New immersions to El Salvador

By Johanna Mitchell


Craving an experience abroad that coupled service with their studies, a few arts and business majors developed the university's first two student-initiated immersion trips.

Arts and business students can now participate in discipline-specific immersions to El Salvador this spring break.

The arts immersion program, sponsored by the Bannan Institute, emphasizes the ways in which the arts can be used to improve lives. The business immersion, sponsored by the undergraduate business program, seeks to open students' eyes to international economics and globalization.

Both programs were inspired by experiences the student leaders had through Santa Clara's Kolvenbach Solidarity Program.

"El Salvador was a transformative experience for me," said senior Maureen McKenzie, who first visited the country during the summer after her sophomore year. McKenzie said she hopes to incorporate aspects of the previous trip with an arts twist.

McKenzie and junior Ashley Borchardt designed the program, which will include listening to Salvadoran speakers discuss social justice issues, visiting various arts organizations or schools, and visiting the site where six Jesuits were killed in 1989.

The program will be largely funded by a donation from a local business owner who was inspired by a proposal McKenzie presented in her social justice and the arts course during spring quarter last year.

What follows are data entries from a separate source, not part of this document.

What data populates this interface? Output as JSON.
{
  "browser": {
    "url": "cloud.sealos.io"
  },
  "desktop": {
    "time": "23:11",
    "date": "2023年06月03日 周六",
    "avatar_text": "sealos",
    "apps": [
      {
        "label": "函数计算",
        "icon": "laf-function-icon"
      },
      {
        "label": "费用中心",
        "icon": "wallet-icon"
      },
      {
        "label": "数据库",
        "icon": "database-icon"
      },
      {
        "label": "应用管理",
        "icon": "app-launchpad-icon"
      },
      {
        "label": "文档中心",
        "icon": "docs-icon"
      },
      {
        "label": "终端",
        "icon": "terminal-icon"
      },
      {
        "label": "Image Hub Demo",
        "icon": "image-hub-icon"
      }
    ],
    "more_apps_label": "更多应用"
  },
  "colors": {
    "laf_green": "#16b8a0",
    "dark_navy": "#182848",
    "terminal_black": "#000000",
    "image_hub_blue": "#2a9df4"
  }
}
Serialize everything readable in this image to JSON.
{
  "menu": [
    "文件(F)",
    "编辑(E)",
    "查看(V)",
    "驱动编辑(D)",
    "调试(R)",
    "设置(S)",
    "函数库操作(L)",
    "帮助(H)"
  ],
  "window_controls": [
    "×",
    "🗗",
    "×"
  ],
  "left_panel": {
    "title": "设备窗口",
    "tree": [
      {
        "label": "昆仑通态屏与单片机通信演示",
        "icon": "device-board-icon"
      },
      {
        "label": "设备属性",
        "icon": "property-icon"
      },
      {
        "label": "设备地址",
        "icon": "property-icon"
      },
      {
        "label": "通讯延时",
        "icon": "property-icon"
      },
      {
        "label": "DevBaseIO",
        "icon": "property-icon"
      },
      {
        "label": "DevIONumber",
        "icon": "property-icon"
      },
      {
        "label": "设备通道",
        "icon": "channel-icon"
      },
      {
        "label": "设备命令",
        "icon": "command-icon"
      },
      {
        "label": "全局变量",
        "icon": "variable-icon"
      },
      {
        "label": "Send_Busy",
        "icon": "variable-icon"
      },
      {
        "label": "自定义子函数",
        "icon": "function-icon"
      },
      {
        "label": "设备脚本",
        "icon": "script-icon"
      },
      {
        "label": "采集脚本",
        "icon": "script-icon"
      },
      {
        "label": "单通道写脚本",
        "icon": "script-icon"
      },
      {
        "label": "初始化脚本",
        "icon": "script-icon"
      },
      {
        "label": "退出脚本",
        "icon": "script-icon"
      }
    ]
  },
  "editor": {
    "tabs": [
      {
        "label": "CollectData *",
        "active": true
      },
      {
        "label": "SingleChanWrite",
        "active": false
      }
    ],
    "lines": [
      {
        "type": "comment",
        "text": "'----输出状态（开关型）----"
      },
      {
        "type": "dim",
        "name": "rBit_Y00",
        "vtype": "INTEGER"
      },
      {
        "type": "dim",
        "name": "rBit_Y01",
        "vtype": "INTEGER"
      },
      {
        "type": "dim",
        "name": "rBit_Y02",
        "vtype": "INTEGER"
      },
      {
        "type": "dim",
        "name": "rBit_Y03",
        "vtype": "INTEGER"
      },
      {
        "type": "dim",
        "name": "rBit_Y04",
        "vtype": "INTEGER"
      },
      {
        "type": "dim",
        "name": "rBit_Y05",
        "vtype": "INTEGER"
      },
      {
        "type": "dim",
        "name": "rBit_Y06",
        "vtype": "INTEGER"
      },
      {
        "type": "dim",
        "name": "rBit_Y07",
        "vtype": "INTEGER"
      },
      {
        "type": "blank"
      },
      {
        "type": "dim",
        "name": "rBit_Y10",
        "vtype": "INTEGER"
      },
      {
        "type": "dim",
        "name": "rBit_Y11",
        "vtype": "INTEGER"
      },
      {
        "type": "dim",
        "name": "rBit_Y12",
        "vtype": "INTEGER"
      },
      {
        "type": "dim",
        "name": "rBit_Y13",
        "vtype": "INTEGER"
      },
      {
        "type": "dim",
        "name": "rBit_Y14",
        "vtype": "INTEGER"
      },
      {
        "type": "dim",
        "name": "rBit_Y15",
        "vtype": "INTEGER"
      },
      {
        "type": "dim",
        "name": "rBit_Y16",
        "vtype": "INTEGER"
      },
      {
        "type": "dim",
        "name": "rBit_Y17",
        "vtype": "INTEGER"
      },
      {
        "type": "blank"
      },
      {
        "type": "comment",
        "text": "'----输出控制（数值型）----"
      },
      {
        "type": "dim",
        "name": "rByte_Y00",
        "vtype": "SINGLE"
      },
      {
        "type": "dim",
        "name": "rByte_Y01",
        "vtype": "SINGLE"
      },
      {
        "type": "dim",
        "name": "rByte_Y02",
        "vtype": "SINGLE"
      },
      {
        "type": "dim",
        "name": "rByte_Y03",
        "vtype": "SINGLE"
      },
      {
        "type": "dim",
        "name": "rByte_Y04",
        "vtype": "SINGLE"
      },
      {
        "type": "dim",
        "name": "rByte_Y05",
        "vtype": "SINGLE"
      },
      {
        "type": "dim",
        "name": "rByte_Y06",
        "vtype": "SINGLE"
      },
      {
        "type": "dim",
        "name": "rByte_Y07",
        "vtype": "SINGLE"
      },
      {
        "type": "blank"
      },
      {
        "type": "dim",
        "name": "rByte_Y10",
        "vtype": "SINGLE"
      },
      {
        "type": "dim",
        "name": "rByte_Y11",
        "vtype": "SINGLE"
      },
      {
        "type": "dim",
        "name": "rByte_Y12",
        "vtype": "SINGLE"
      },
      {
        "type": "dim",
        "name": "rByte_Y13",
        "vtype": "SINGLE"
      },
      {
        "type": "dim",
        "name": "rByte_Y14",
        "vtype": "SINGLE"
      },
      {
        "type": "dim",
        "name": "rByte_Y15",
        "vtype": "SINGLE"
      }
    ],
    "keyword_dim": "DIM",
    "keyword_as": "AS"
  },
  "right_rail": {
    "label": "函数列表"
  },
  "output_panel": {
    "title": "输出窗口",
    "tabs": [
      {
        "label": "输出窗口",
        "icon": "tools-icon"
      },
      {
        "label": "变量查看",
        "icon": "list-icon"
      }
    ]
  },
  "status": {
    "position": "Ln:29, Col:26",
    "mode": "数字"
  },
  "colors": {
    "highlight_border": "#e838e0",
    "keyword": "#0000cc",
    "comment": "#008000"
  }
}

The Bannan Institute has also given a $5,000 grant to the program. The institute was instrumental in providing resources during the planning stages of the immersion experience, said McKenzie.

Students participating in the arts immersion will be accompanied by Aldo Billingslea, chair of the department of theatre and dance, and Renee Billingslea, professor in the art and art history department.

The Billingsleas will mentor students in a planning process during winter quarter and guide reflections following the immersion centered around "the ways which the arts can be used as a tool to create just, knowledgeable and creative communities," said Borchardt.

"It's about finding out how our talents can meet the world's needs," she said.

Living in solidarity will be a primary focus for students participating in the arts immersion, who will be staying with families in a rural area outside San Salvador.

Students participating in the business school immersion will also be staying with local families at night, but participating in very different activities during the daylight hours.

Student leaders Kyle Ozawa and Sam Baker, both senior business majors, have developed a schedule that incorporates visits to the U.S. Embassy and the El Salvador Chamber of Commerce.

The participants will be enrolled in a winter course that will introduce them to the economic situation of El Salvador through guest speakers and a teleconference with Mark Ravizza, S.J., a Santa Clara philosophy professor who is currently teaching in El Salvador.

The students will also sponsor an El Salvadoran business owner through KIVA.org, a Web site that allows any person to lend up to $300 to an entrepreneur in the developing world, empowering them to lift themselves out of poverty.

Ideally, participating students will be able to visit the small-business owner during their stay to see firsthand how their donation can affect change, said Ozawa.

Ozawa, who has participated in five immersion trips and acted as the student coordinator for two, said the inspiration for the department-specific program came from a realization that he was one of very few business students who had chosen to participate in immersions.

"We saw room for a lot of opportunity for the school to give business students a better understanding of social justice," said Ozawa.

El Salvador was chosen for its unique economic situation, Ozawa said, and he added he hopes students will be able to see the effects of national trade agreements that they do not always hear about in the classroom.

The undergraduate business program is funding the immersion program, which Ozawa said is "just the beginning." The immersion program is now a permanent fixture in the department's budget and will become an annual event.

Both immersion trips offer spots to 13 or 14 students, and the costs have yet to be determined.

Applications for the business school immersion program are due Nov. 26 to the business school Dean's Office in Kenna Hall.

Applications for the arts immersion are due Nov. 7 to the Justice and the Arts Initiative Office in the Music and Dance Facility.